30/06/10

A lease management contract considered as a labor contract !

La Cour de Cassation française a requalifié un contrat de location-gérance du réseau Yves Rocher en contrat de travail. La question se pose de savoir si une telle décision pourrait faire jurisprudence en Belgique.

Par décision du 13 janvier 2010, la Cour de cassation française a requalifié un contrat de location-gérance du réseau Yves Rocher en contrat de travail constatant que la locataire-gérante « assurait l’exploitation d’un fonds de commerce sous l’enseigne « Institut de beauté Yves Rocher », qui consistait essentiellement à vendre des produits de beauté que la société Yves Rocher lui fournissait exclusivement, que les conditions d’exercice de cette activité étaient définies par le fournisseur et que sa contractante ne pouvait disposer de la liberté de fixer les prix de vente des marchandises déposées. »

Même si une nouvelle version de contrats de location-gérance a été élaborée par le franchiseur Yves Rocher, il est à craindre que cette décision fasse jurisprudence pour les 24 anciennes locataire-gérantes du réseau Yves Rocher qui ont déjà saisi les Prud’hommes pour obtenir la requalification de leur contrat en contrat de travail et obtenir des indemnités considérables (rappels de salaires, heures supplémentaires, indemnités de congés payés, de préavis et de licenciement ainsi que des dommages et intérêts).

La question se pose de savoir si une telle situation pourrait se produire en Belgique.

Les juges belges ne sont, à l’instar des juges français, pas liés par la qualification donnée par les parties à leur contrat et ont également été amenés, à plusieurs reprises, à requalifier certains contrats en contrat de travail lorsque l’exécution de ces contrats révélaient l’existence d’un lien de subordination caractéristique du contrat de travail.

S’agissant des contrats de franchise, en l’absence d’intervention du législateur dans ce domaine (sous réserve de la loi sur l’information précontractuelle mais qui, comme son nom l’indique, ne vise que la phase précontractuelle de l’accord de partenariat et non le contrat lui-même), ce sont la doctrine et la jurisprudence qui ont dessiné les contours du contrat de franchise, les droits et obligations qui en découlent et les caractéristiques qui permettent de distinguer ce contrat d’autres types de partenariat.

L’un des éléments essentiels du contrat de franchise est l’assistance qui doit être assurée par le franchiseur à son franchisé.

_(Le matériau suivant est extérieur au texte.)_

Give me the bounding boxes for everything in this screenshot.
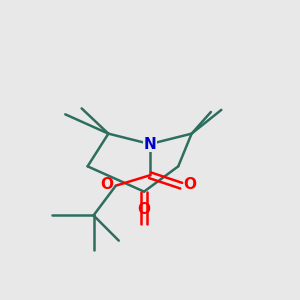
Text: O: O xyxy=(184,177,196,192)
Text: N: N xyxy=(144,136,156,152)
Text: O: O xyxy=(138,202,151,217)
Text: O: O xyxy=(100,177,113,192)
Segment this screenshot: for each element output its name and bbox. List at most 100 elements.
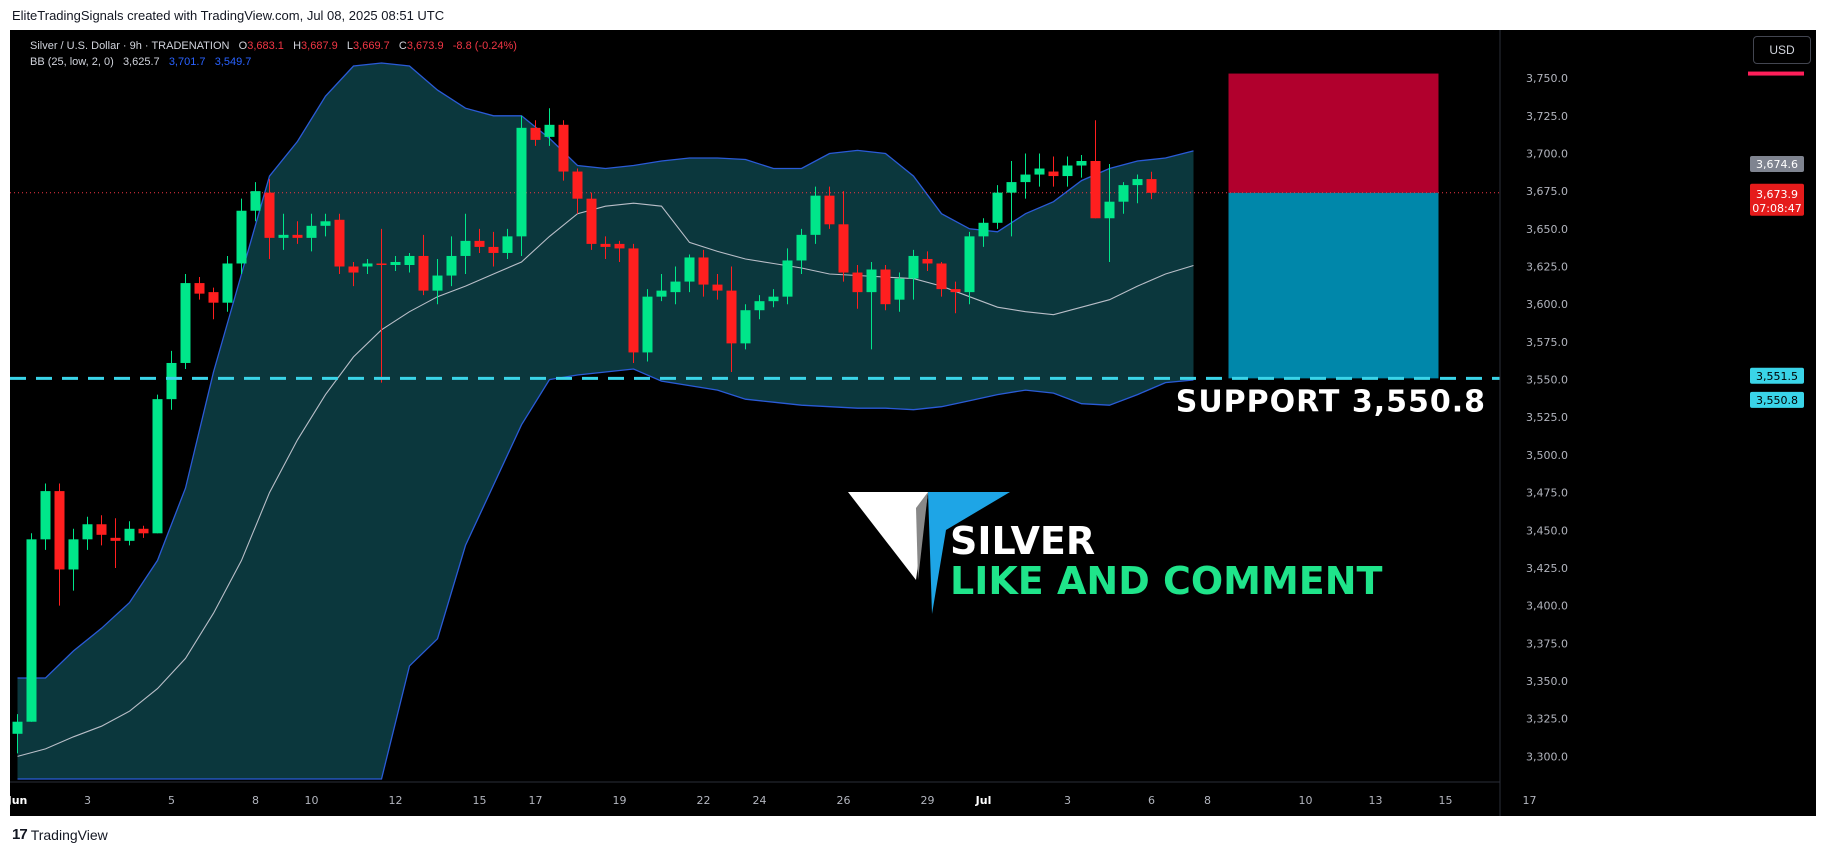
candle-body bbox=[68, 539, 79, 570]
candle-body bbox=[810, 195, 821, 235]
bollinger-basis-line bbox=[17, 202, 1194, 757]
candle-body bbox=[768, 296, 779, 302]
logo-subtitle: LIKE AND COMMENT bbox=[950, 559, 1383, 603]
support-tag-b: 3,550.8 bbox=[1756, 394, 1798, 407]
candle-body bbox=[1090, 160, 1101, 219]
y-tick-label: 3,750.0 bbox=[1526, 72, 1568, 85]
footer: 17 TradingView bbox=[12, 826, 108, 843]
candle-body bbox=[320, 221, 331, 226]
candle-body bbox=[656, 290, 667, 297]
candle-body bbox=[460, 240, 471, 256]
candle-body bbox=[544, 124, 555, 137]
x-tick-label: 3 bbox=[1064, 794, 1071, 807]
candle-body bbox=[558, 124, 569, 172]
candle-body bbox=[376, 263, 387, 265]
candle-body bbox=[600, 243, 611, 247]
chart-frame[interactable]: SUPPORT 3,550.8 SILVER LIKE AND COMMENT 3,3… bbox=[7, 30, 1816, 816]
y-tick-label: 3,375.0 bbox=[1526, 637, 1568, 650]
candle-body bbox=[936, 263, 947, 290]
candle-body bbox=[908, 255, 919, 279]
candle-body bbox=[894, 278, 905, 300]
x-tick-label: 15 bbox=[1439, 794, 1453, 807]
y-tick-label: 3,650.0 bbox=[1526, 223, 1568, 236]
candle-body bbox=[264, 192, 275, 238]
candle-body bbox=[516, 127, 527, 237]
candle-body bbox=[586, 198, 597, 244]
candle-body bbox=[1132, 179, 1143, 186]
logo-blue-wedge bbox=[928, 492, 1010, 614]
x-tick-label: 12 bbox=[389, 794, 403, 807]
open-value: 3,683.1 bbox=[247, 40, 284, 52]
candle-body bbox=[824, 195, 835, 225]
candle-body bbox=[152, 399, 163, 534]
candle-body bbox=[194, 283, 205, 294]
candle-body bbox=[712, 284, 723, 291]
y-tick-label: 3,525.0 bbox=[1526, 411, 1568, 424]
x-tick-label: 13 bbox=[1369, 794, 1383, 807]
y-tick-label: 3,550.0 bbox=[1526, 374, 1568, 387]
candle-body bbox=[446, 255, 457, 276]
y-tick-label: 3,325.0 bbox=[1526, 713, 1568, 726]
candle-body bbox=[96, 524, 107, 535]
candle-body bbox=[670, 281, 681, 293]
candle-body bbox=[950, 289, 961, 293]
candle-body bbox=[922, 258, 933, 264]
candle-body bbox=[208, 292, 219, 303]
candle-body bbox=[992, 192, 1003, 223]
y-tick-label: 3,300.0 bbox=[1526, 750, 1568, 763]
candle-body bbox=[1020, 174, 1031, 183]
footer-brand[interactable]: TradingView bbox=[30, 826, 108, 843]
x-tick-label: 26 bbox=[837, 794, 851, 807]
candle-body bbox=[964, 236, 975, 293]
support-label: SUPPORT 3,550.8 bbox=[1176, 384, 1486, 419]
support-tag-b-bg bbox=[1750, 391, 1804, 408]
bb-label: BB (25, low, 2, 0) bbox=[30, 56, 114, 68]
candle-body bbox=[12, 721, 23, 734]
x-tick-label: Jul bbox=[975, 794, 992, 807]
candle-body bbox=[124, 528, 135, 541]
x-tick-label: 10 bbox=[305, 794, 319, 807]
y-tick-label: 3,675.0 bbox=[1526, 185, 1568, 198]
candle-body bbox=[754, 301, 765, 311]
close-label: C bbox=[398, 40, 407, 52]
high-value: 3,687.9 bbox=[301, 40, 338, 52]
bb-legend[interactable]: BB (25, low, 2, 0) 3,625.7 3,701.7 3,549… bbox=[30, 56, 251, 68]
candle-body bbox=[278, 234, 289, 238]
candle-body bbox=[26, 539, 37, 722]
x-tick-label: 6 bbox=[1148, 794, 1155, 807]
candle-body bbox=[334, 219, 345, 267]
target-price-marker bbox=[1748, 71, 1804, 76]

Cette assistance peut prendre différentes formes et viser des aspects divers (formation, aménagement des locaux, système de caisse, présentation des produits, gestion des stocks et des commandes, comptabilité, publicité, etc…).

Toutefois, afin d’éviter une requalification en contrat de travail, il est primordial de laisser une certaine marge d’initiative au franchiser afin qu’il reste le maître de son affaire. Son statut ne sera pas remis en cause s’il bénéficie de toute latitude pour fixer ses conditions de travail, décider des personnes qu’il embauche ou qu’il licencie et de la rémunération du personnel ainsi que des prix de vente qu’il pratique. Par ailleurs, sous réserve de directives plus ou moins précises, c’est au franchisé que revient le devoir de tenir sa comptabilité, même s’il est admis que le franchiseur puisse contraindre le franchisé à recourir aux services d’un comptable agréé par lui.

Ces considérations permettent dès lors de rapprocher les droits belge et français en présence d’un lien de subordination entre les cocontractants.

Cependant, encore faut-il relever une différence fondamentale entre les deux systèmes puisque, contrairement au droit belge, le Code du travail français étend l’application du droit du travail à certaines catégories de professionnels qui ne se trouvent pourtant pas dans un véritable lien de subordination. Ainsi, conformément à l’article L7321-2 du Code du travail français, des professionnels indépendants peuvent voir le contrat requalifié en contrat de travail s’ils exercent leur activité pour le compte d’une seule entreprise dans un local fourni ou agréé par elle et selon des conditions et des prix également imposés par elle.

Or, dans le cas Yves Rocher, c’est bien sûr cette disposition particulière du Code du travail français que la Cour de cassation a motivé sa décision. La Cour de cassation s’est en effet fondée, non pas sur un lien de subordination, inexistant au demeurant, mais sur la base d’un environnement contractuel contraignant caractérisé par l’existence de conditions et de prix imposés.

Une telle décision, motivée de la sorte, ne pourrait dès lors pas être prononcée par un juge belge en l’absence de disposition comparable à cet article L7321-2 dans notre droit belge.